Sunday, June 9, 2013

Free but not really

I have finally completed my time at treatment.  5 months of it got me where I am today: healthy, assertive, self-loving, a little constipated, and about 20 pounds heavier. My hair and nails grow much more quickly, my heart rate is no longer that of a chihuahua's, and I can eat at restaurants like a semi-normal person.  Of course 5 months haven't reversed all the damage I've done to myself, and I still have issues with food, but for what it's worth, I've made pretty damn good progress.  159 days of abstinence, 159 days of resisting urges, 159 days of clarity.  I am living proof that people can change.

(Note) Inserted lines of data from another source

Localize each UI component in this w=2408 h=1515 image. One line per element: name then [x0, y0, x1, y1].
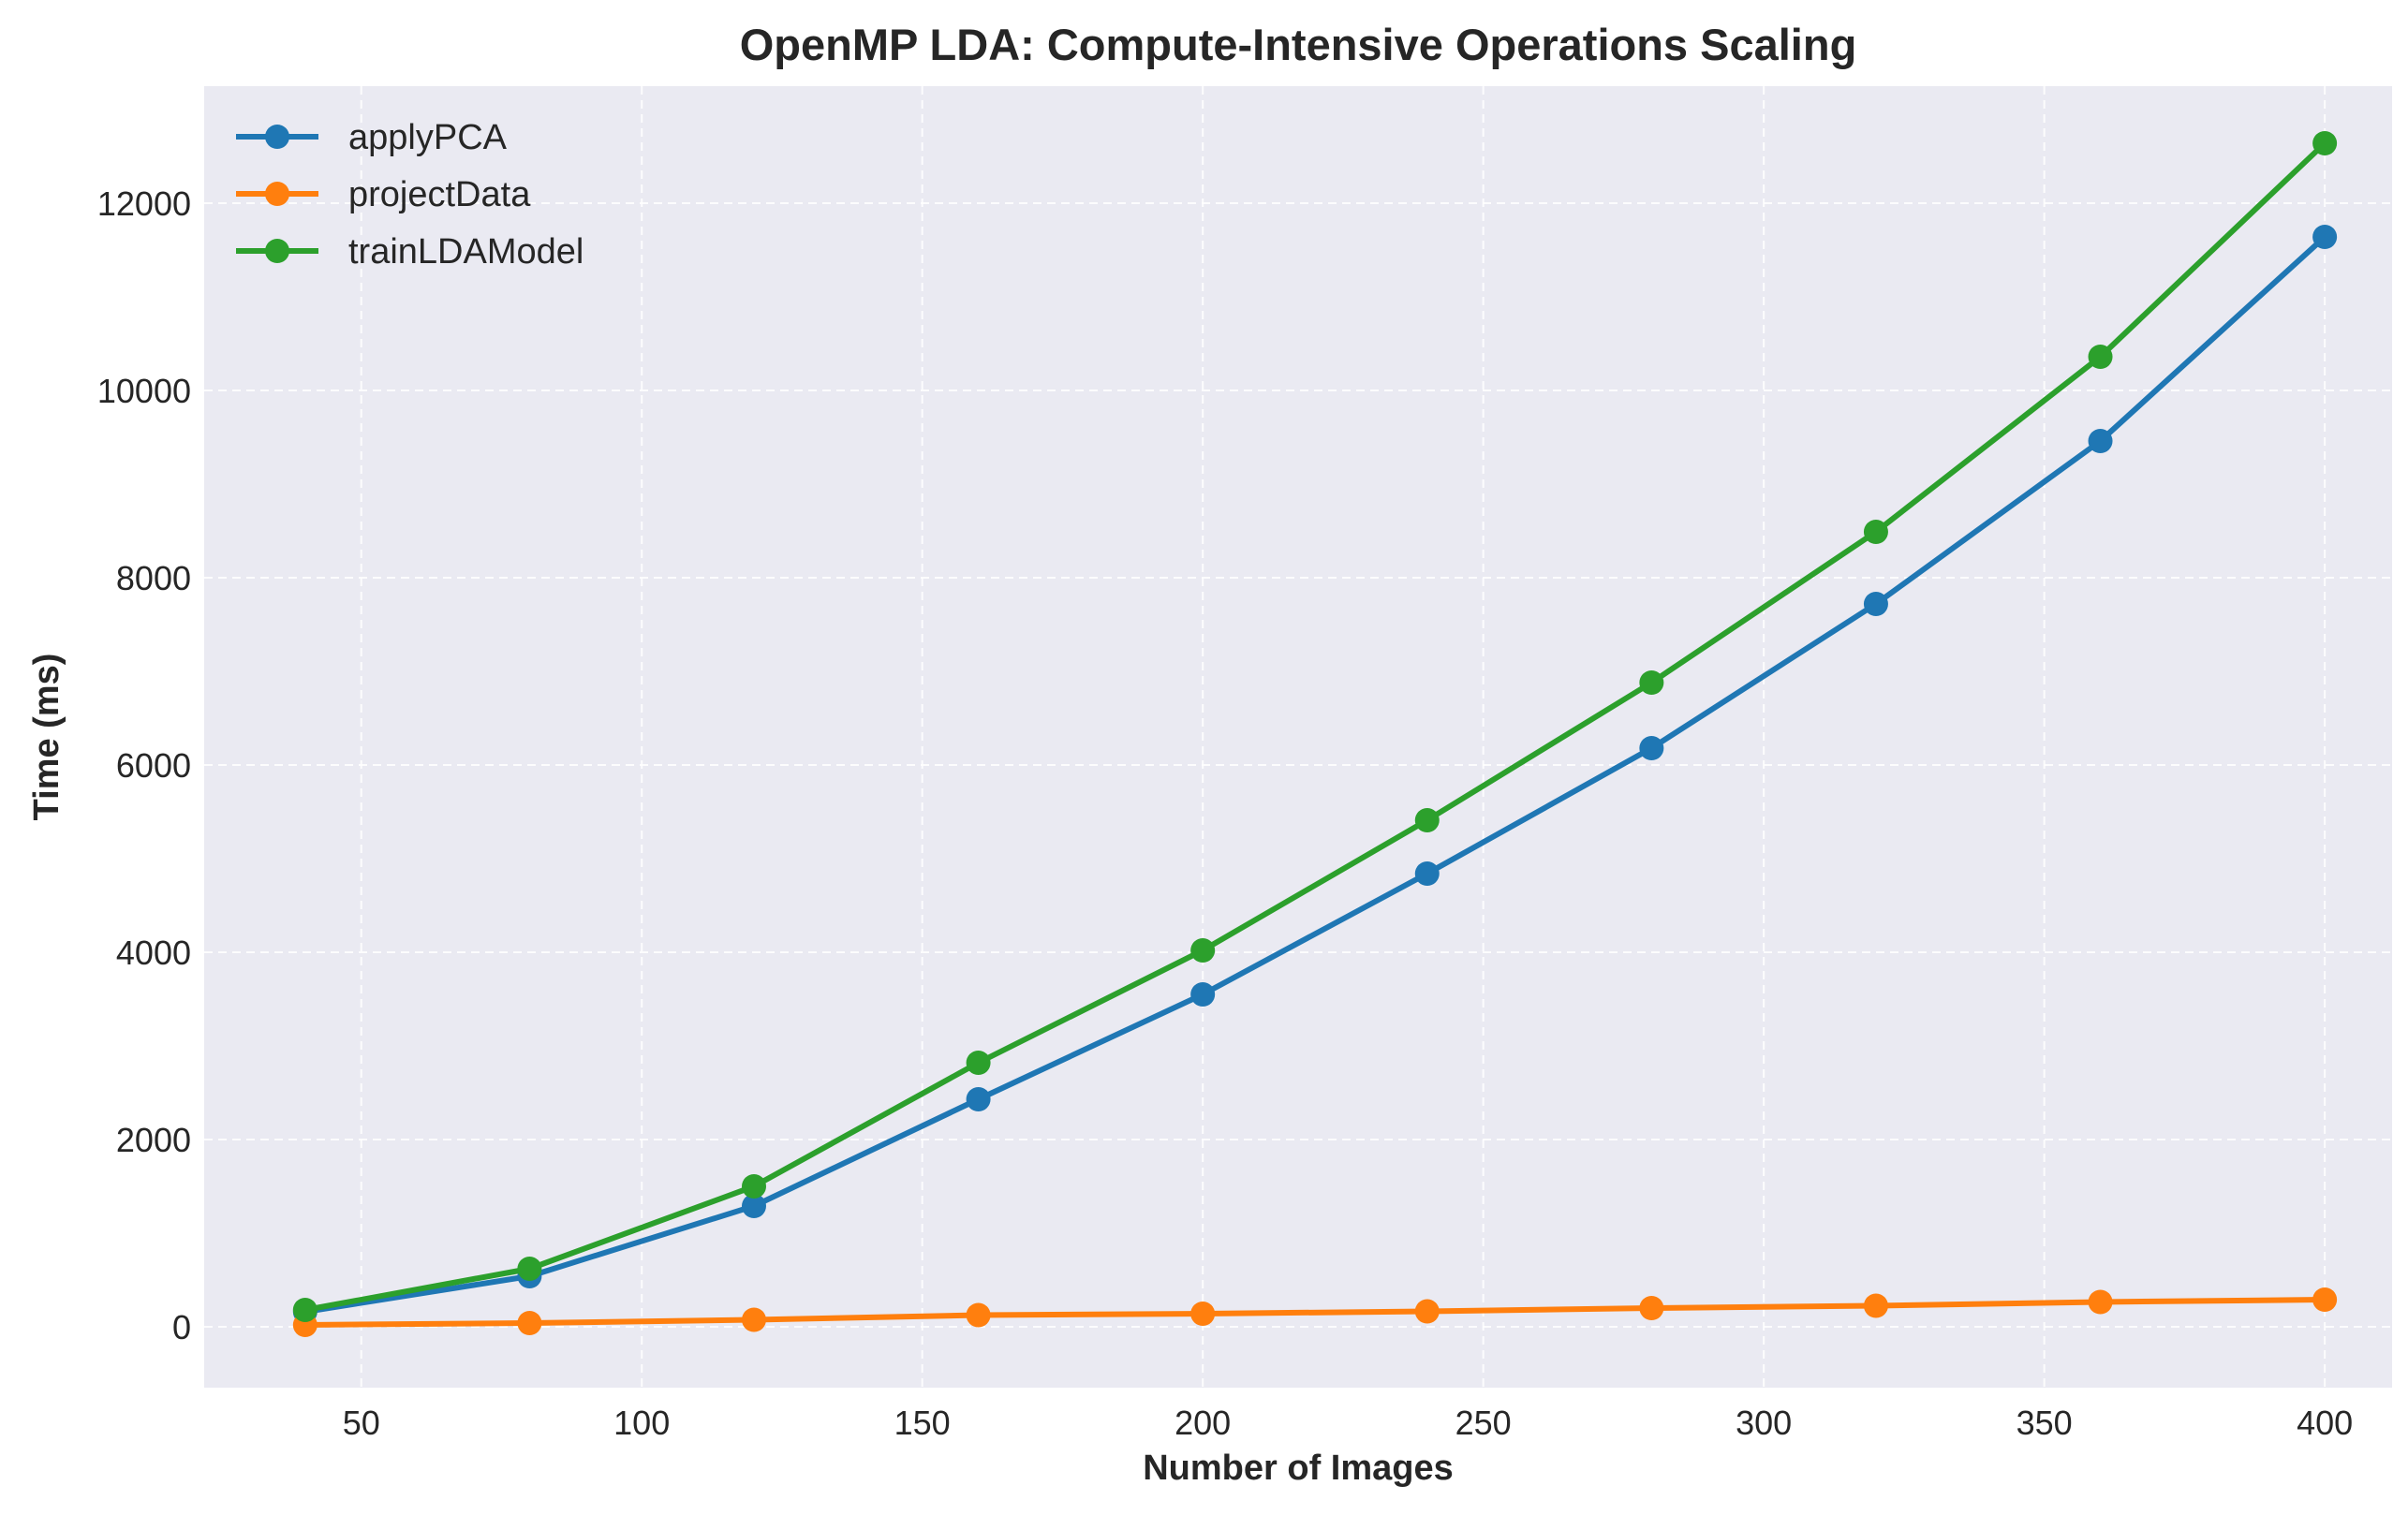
- data-point: [1639, 736, 1664, 760]
- data-point: [966, 1302, 991, 1328]
- data-point: [1414, 1299, 1440, 1324]
- data-point: [741, 1194, 766, 1218]
- data-point: [966, 1051, 991, 1075]
- plot-background: [204, 86, 2392, 1388]
- y-tick-label: 2000: [116, 1121, 191, 1159]
- data-point: [1190, 938, 1216, 963]
- chart-title: OpenMP LDA: Compute-Intensive Operations…: [740, 20, 1857, 69]
- series-line: [302, 140, 2328, 1313]
- data-point: [2088, 429, 2113, 453]
- data-point: [1639, 670, 1664, 695]
- y-axis-label: Time (ms): [27, 654, 66, 821]
- y-tick-label: 6000: [116, 746, 191, 785]
- grid: [204, 86, 2392, 1388]
- data-point: [1863, 592, 1888, 616]
- x-tick-label: 300: [1736, 1404, 1792, 1442]
- data-point: [517, 1311, 542, 1335]
- series-projectData: [292, 1287, 2338, 1337]
- legend-item: applyPCA: [236, 118, 508, 157]
- x-tick-label: 250: [1455, 1404, 1512, 1442]
- y-tick-label: 8000: [116, 559, 191, 597]
- data-point: [741, 1174, 766, 1199]
- data-point: [2312, 131, 2338, 155]
- y-tick-label: 0: [172, 1308, 191, 1346]
- series-trainLDAModel: [292, 131, 2338, 1322]
- y-tick-label: 4000: [116, 934, 191, 972]
- data-point: [741, 1307, 766, 1332]
- x-tick-label: 350: [2017, 1404, 2073, 1442]
- data-point: [2312, 225, 2338, 249]
- legend-label: projectData: [348, 175, 531, 214]
- x-tick-label: 100: [613, 1404, 670, 1442]
- data-point: [2088, 345, 2113, 369]
- data-point: [1190, 982, 1216, 1007]
- data-point: [1863, 520, 1888, 544]
- data-point: [2312, 1287, 2338, 1312]
- tick-labels: 50 100 150 200 250 300 350 40002000400060008000…: [97, 184, 2353, 1442]
- legend-item: trainLDAModel: [236, 232, 584, 272]
- x-axis-label: Number of Images: [1143, 1449, 1454, 1488]
- data-point: [2088, 1289, 2113, 1315]
- legend-marker: [265, 239, 289, 263]
- x-tick-label: 200: [1174, 1404, 1231, 1442]
- data-point: [1414, 861, 1440, 886]
- series-line: [302, 234, 2328, 1315]
- data-point: [966, 1087, 991, 1111]
- y-tick-label: 10000: [97, 372, 191, 410]
- legend-marker: [265, 182, 289, 206]
- x-tick-label: 50: [343, 1404, 380, 1442]
- legend-marker: [265, 125, 289, 149]
- data-point: [1414, 808, 1440, 832]
- data-point: [1190, 1302, 1216, 1326]
- data-point: [517, 1257, 542, 1281]
- data-point: [1863, 1293, 1888, 1318]
- legend: applyPCA projectData trainLDAModel: [236, 118, 584, 272]
- legend-label: trainLDAModel: [348, 232, 584, 272]
- x-tick-label: 400: [2297, 1404, 2353, 1442]
- data-point: [292, 1298, 318, 1322]
- x-tick-label: 150: [894, 1404, 951, 1442]
- legend-label: applyPCA: [348, 118, 508, 157]
- data-point: [1639, 1296, 1664, 1320]
- series-layer: [292, 131, 2338, 1337]
- legend-item: projectData: [236, 175, 531, 214]
- series-line: [302, 1297, 2328, 1328]
- y-tick-label: 12000: [97, 184, 191, 223]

Now that I am out of treatment, I have to begin planning.  Ideally, I would like to travel and couch-surf until my heart's content, but my future will be unstable.  If I get a job and live a structured set of months, I will be secure - financially, at least - but I think I will feel unsatisfied, emotionally.  I want to treat myself.  I want to allow myself to relax and take a mental vacation.  Plans, expectations, and obligations are what brought me to my addictions in the first place.   A break sounds like a good idea, but sometimes I think I'm being naive.  If I live the other way - making decisions based on how they will affect my future - I feel like I will remain stuck and fearful.  I've missed out on so much of life and now, I want to take advantage of and celebrate my new-found health and happiness, but would that be irresponsible/naive/impractical?  Even though I wonder all this, my fear of being unstable in the future will immobilize me, which is why I have already turned in a couple job applications. I'm not unhappy with my decision because I have accepted the sad truth that we need financial stability, but I am a little bitter of having to be stuck with obligations.  On the bright side, I can save up the money I make from my job and work on plan B: take classes at a community college, re-start my child-sponsorships, adopt a dog, and buy a piano.
In treatment, I felt like a newborn who just opened her eyes for the first time, and now, out of treatment, I feel like I've just learned how to walk on my own. I will be with my eating disorder for years to come, and without the help of a treatment facility to go to, I'm ready to test my strength and determination.  I'm excited for what the weeks and months ahead hold for me.